“Tell Tale Signs,” the latest installment of Bob Dylan’s “Bootleg Series,” provides a tantalizing glimpse into the songwriting process of this most elusive of musicians. The two-disk set (or three-disk, for an extra $100) includes unreleased songs, alternate versions and live recordings from the years 1989 to 2006, a period of great critical and popular success for Dylan.

As Dylan has become more and more the inscrutable, grizzled legend of today, there has been a desire to reify his songs, to see them as a part of nature. We imagine them springing fully formed from his brain. Whether or not this happened at one point in his career, “Tell Tale Signs” shows us another, very different side of Bob Dylan.

As an older man he proves to be an indefatigable studio experimenter, willing to explore the emotional resonances his lyrics take on in different musical settings. It’s fascinating to hear songs you’ve lived with for years in embryo. The rueful irony (or vacillation) of “Most of the Time” may seem utterly inevitable to us now. But “Tell Tale Signs” gives us two early versions in which we see the song incrementally acquiring its meaning. The three versions of the song “Mississippi” have a subtlety and strangeness that the album cut lacks. Not that they are necessarily better. But our conception of the song is now three times broader.
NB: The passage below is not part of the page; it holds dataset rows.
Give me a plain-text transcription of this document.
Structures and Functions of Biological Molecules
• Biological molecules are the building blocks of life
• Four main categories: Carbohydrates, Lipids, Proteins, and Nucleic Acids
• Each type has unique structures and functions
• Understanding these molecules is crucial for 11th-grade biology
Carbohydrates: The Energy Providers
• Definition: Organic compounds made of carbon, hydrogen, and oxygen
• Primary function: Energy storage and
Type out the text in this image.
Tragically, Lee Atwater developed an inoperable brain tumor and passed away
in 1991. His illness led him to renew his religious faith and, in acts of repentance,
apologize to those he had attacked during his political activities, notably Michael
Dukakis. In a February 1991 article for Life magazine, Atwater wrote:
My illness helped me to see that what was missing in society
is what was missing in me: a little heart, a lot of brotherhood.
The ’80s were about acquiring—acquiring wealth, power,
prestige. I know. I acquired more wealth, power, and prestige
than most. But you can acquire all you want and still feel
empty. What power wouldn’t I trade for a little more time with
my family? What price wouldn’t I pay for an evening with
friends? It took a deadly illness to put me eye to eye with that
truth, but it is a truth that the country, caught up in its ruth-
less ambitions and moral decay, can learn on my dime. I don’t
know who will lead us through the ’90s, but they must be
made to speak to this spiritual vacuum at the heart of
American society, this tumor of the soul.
The overall sense you get is that these songs aren’t static and dead, the way we conceive of most pop music. When you hear a Bon Jovi tune on the radio, it’s always the same. It’s dead, it’s just data. There’s nothing real about it. I guarantee you it sounds identical when he plays it in concert. His fans get off on this fact of repeatability. They’re getting what they paid for. They can go home satisfied. A Dylan song isn’t like that. It’s only the way it is by accident. It just happened to be captured on a particular day in the studio. His songs are continuously evolving. If you listen to “Tell Tale Signs” enough, your conception of pop music starts to change. You begin to hear songs as drafts, as works in progress. They begin to have some relation to the highs and lows, the mind, of an actual human being.